A New Landing Spot Emerges For The Missions

Editor’s Note: The story originally incorrectly stated the name of the American Association team playing in Amarillo and should have stated that J. David Nelson was a former city council member. The story has been corrected.

For months, the San Antonio Missions, the Padres’ Double-A affiliate in the Texas League, have been rumored to be on the move. Their new home has long been rumored to be Amarillo, Texas, but now Lubbock appears to have entered the fray.

Amarillo.com reported on Wednesday that a member of the Lubbock city council had approached the Missions with the idea of luring them there in the near future. In the same story, Lubbock mayor Dan Pope also acknowledged that the two sides had been talking.

Amarillo is farther down the road in the process of trying to woo the Missions from San Antonio. The city sought and received a feasibility study from Washington, D.C., firm Brailsford and Dunlavey, which has since been completed. The city, however, according to the San Antonio Business Journal, is not ready to share the results.

“Upon consultation with our legal adviser and the city of San Antonio, Centro San Antonio has decided not to release the downtown ballpark feasibility assessment report at this time,” Centro President and CEO Pat DiGiovanni told the SABJ.

The city also voted in November to approve a potential new stadium at the cost of $48 million.

The Missions were scheduled to make a presentation to the Lubbock city council on Thursday evening, but city council voted 6-1 to delay on action on a plan to bring a team to town. Part of the meeting’s agenda, Amarillo.com reports, involved proposing a tax on hotels and motels that will help fund the potential new ballpark.

J. David Nelson, a former Lubbock city council member, also runs Southpaw Sports & Entertainment, which has a stated goal “to bring minor league baseball to Lubbock and the South Plains.”
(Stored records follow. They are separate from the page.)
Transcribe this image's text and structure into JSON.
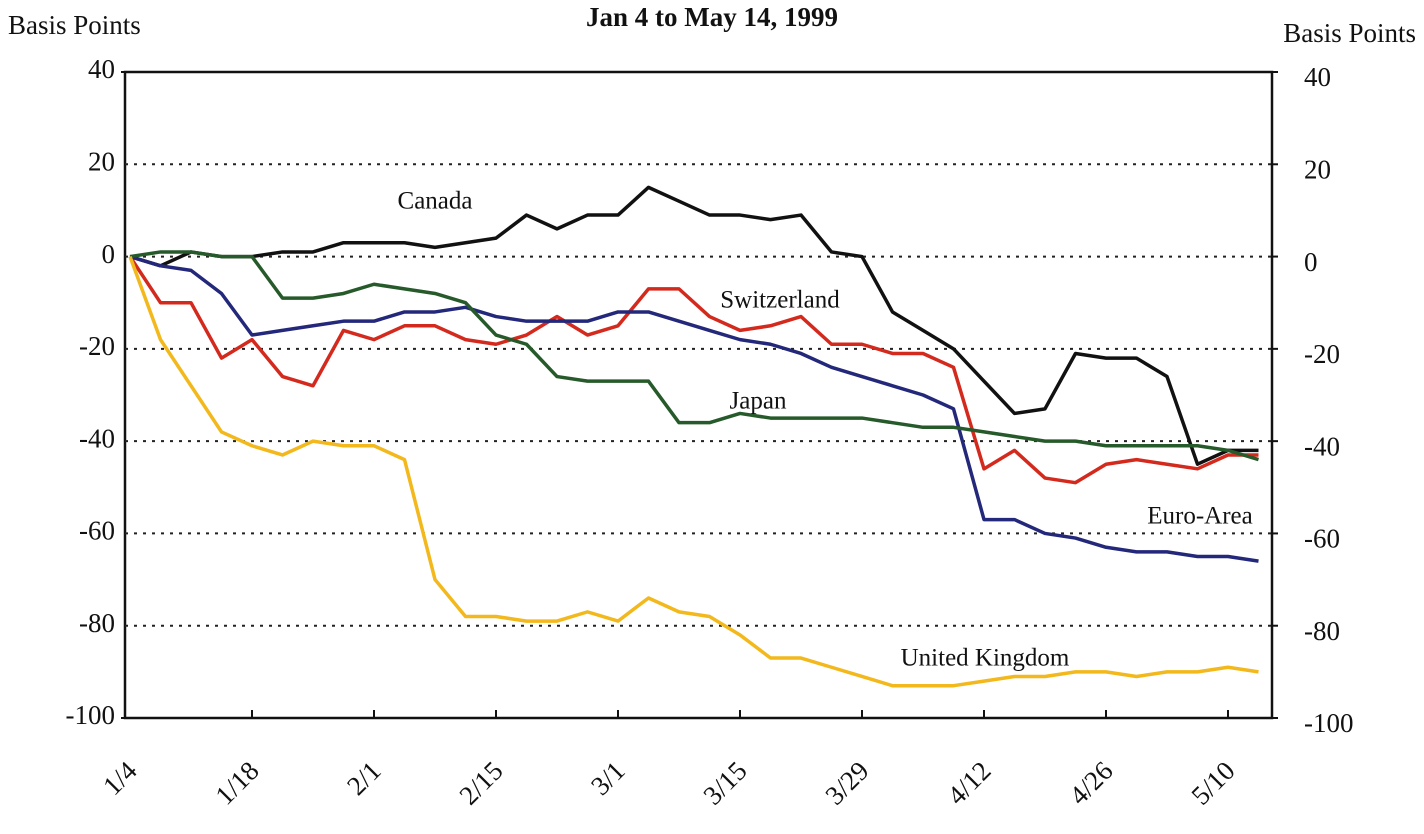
{
  "chart_data": {
    "type": "line",
    "title": "Jan 4 to May 14, 1999",
    "y_label": "Basis Points",
    "y2_label": "Basis Points",
    "categories": [
      "1/4",
      null,
      null,
      null,
      "1/18",
      null,
      null,
      null,
      "2/1",
      null,
      null,
      null,
      "2/15",
      null,
      null,
      null,
      "3/1",
      null,
      null,
      null,
      "3/15",
      null,
      null,
      null,
      "3/29",
      null,
      null,
      null,
      "4/12",
      null,
      null,
      null,
      "4/26",
      null,
      null,
      null,
      "5/10",
      null
    ],
    "series": [
      {
        "name": "Canada",
        "color": "#111111",
        "values": [
          0,
          -2,
          1,
          0,
          0,
          1,
          1,
          3,
          3,
          3,
          2,
          3,
          4,
          9,
          6,
          9,
          9,
          15,
          12,
          9,
          9,
          8,
          9,
          1,
          0,
          -12,
          -16,
          -20,
          -27,
          -34,
          -33,
          -21,
          -22,
          -22,
          -26,
          -45,
          -42,
          -42
        ]
      },
      {
        "name": "Switzerland",
        "color": "#d42a1e",
        "values": [
          0,
          -10,
          -10,
          -22,
          -18,
          -26,
          -28,
          -16,
          -18,
          -15,
          -15,
          -18,
          -19,
          -17,
          -13,
          -17,
          -15,
          -7,
          -7,
          -13,
          -16,
          -15,
          -13,
          -19,
          -19,
          -21,
          -21,
          -24,
          -46,
          -42,
          -48,
          -49,
          -45,
          -44,
          -45,
          -46,
          -43,
          -43
        ]
      },
      {
        "name": "Euro-Area",
        "color": "#23287a",
        "values": [
          0,
          -2,
          -3,
          -8,
          -17,
          -16,
          -15,
          -14,
          -14,
          -12,
          -12,
          -11,
          -13,
          -14,
          -14,
          -14,
          -12,
          -12,
          -14,
          -16,
          -18,
          -19,
          -21,
          -24,
          -26,
          -28,
          -30,
          -33,
          -57,
          -57,
          -60,
          -61,
          -63,
          -64,
          -64,
          -65,
          -65,
          -66
        ]
      },
      {
        "name": "Japan",
        "color": "#275a2a",
        "values": [
          0,
          1,
          1,
          0,
          0,
          -9,
          -9,
          -8,
          -6,
          -7,
          -8,
          -10,
          -17,
          -19,
          -26,
          -27,
          -27,
          -27,
          -36,
          -36,
          -34,
          -35,
          -35,
          -35,
          -35,
          -36,
          -37,
          -37,
          -38,
          -39,
          -40,
          -40,
          -41,
          -41,
          -41,
          -41,
          -42,
          -44
        ]
      },
      {
        "name": "United Kingdom",
        "color": "#f2b81c",
        "values": [
          0,
          -18,
          -28,
          -38,
          -41,
          -43,
          -40,
          -41,
          -41,
          -44,
          -70,
          -78,
          -78,
          -79,
          -79,
          -77,
          -79,
          -74,
          -77,
          -78,
          -82,
          -87,
          -87,
          -89,
          -91,
          -93,
          -93,
          -93,
          -92,
          -91,
          -91,
          -90,
          -90,
          -91,
          -90,
          -90,
          -89,
          -90
        ]
      }
    ],
    "ylim": [
      -100,
      40
    ],
    "yticks": [
      -100,
      -80,
      -60,
      -40,
      -20,
      0,
      20,
      40
    ],
    "y2lim": [
      -100,
      40
    ],
    "y2ticks": [
      -100,
      -80,
      -60,
      -40,
      -20,
      0,
      20,
      40
    ],
    "grid": true
  }
}
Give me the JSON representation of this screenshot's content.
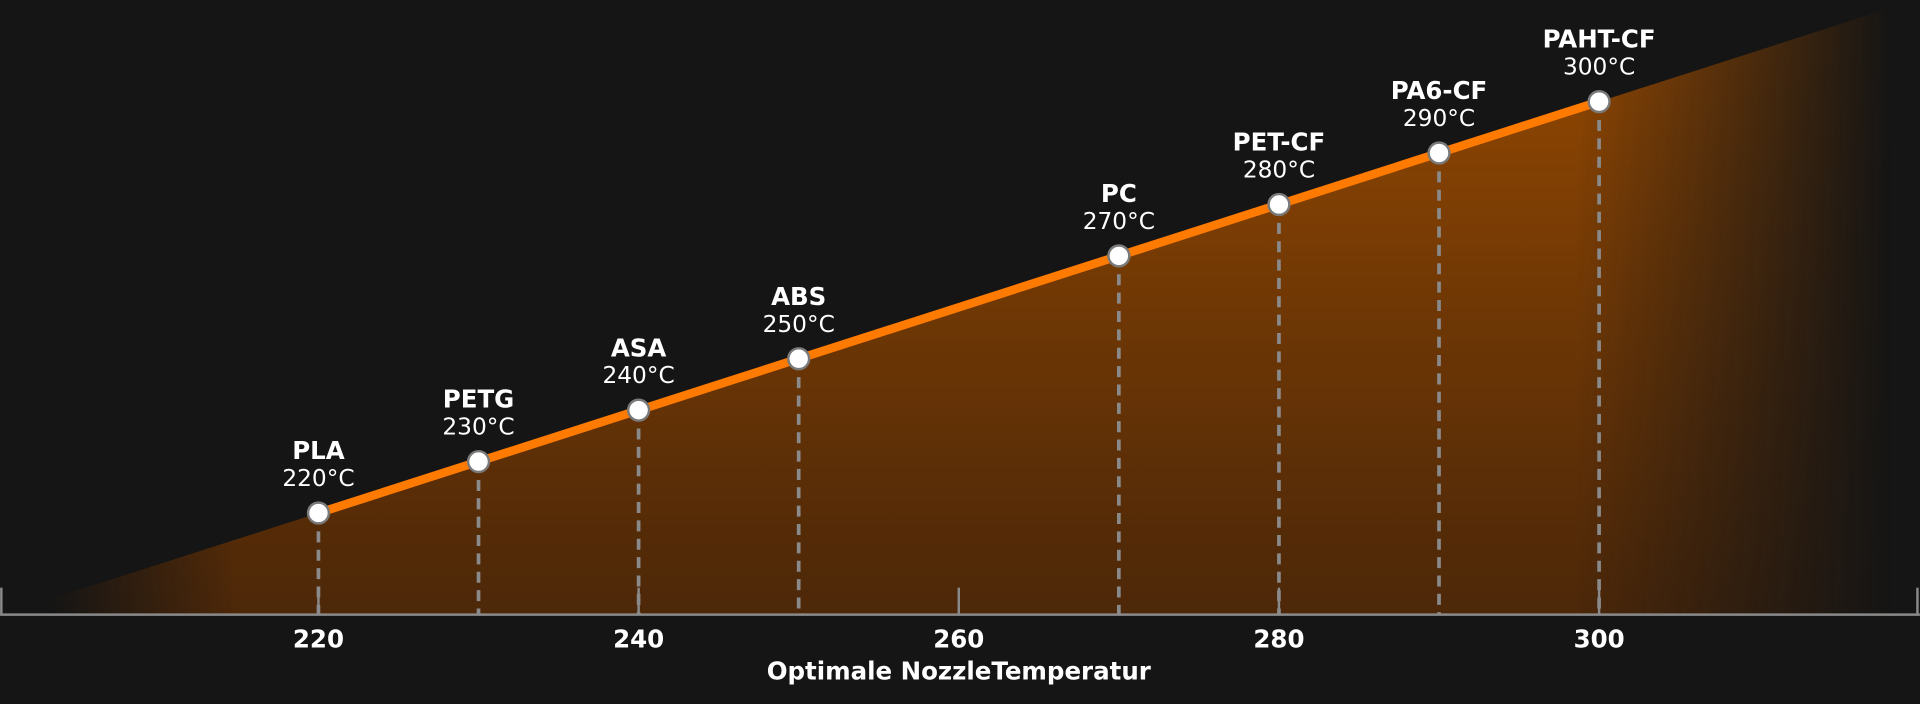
{
  "chart_data": {
    "type": "line",
    "title": "",
    "xlabel": "Optimale NozzleTemperatur",
    "ylabel": "",
    "xlim": [
      200,
      320
    ],
    "x_ticks": [
      220,
      240,
      260,
      280,
      300
    ],
    "points": [
      {
        "label": "PLA",
        "value": 220,
        "text": "220°C"
      },
      {
        "label": "PETG",
        "value": 230,
        "text": "230°C"
      },
      {
        "label": "ASA",
        "value": 240,
        "text": "240°C"
      },
      {
        "label": "ABS",
        "value": 250,
        "text": "250°C"
      },
      {
        "label": "PC",
        "value": 270,
        "text": "270°C"
      },
      {
        "label": "PET-CF",
        "value": 280,
        "text": "280°C"
      },
      {
        "label": "PA6-CF",
        "value": 290,
        "text": "290°C"
      },
      {
        "label": "PAHT-CF",
        "value": 300,
        "text": "300°C"
      }
    ],
    "colors": {
      "line": "#ff7a00",
      "background": "#151515",
      "axis": "#8a8a8a"
    }
  }
}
Nelson said the Missions are considering, Lubbock, Amarillo and Wichita, Kan., for possible relocation. But San Antonio shouldn’t be without minor league baseball for long. In late March, Baseball America reported that the city had already met with the Elmore Group about relocating the Triple-A team in Colorado Springs, Colo., to San Antonio and becoming a Rangers affiliate. That would precipitate a Missions move, as well as several other changes. In this scenario, the Triple-A Round Rock Express would change affiliates from Rangers to Astros, the Fresno Grizzlies would flip from Astros to Brewers affiliation and would set up a possible move of the Rookie-level Pioneer League club in Helena, Mont. (also owned by the Elmores) into the vacated stadium in Colorado Springs.

Currently, Amarillo is home to the to independent American Association’s Texas Airhogs, which splits its games between Amarillo and Grand Prairie.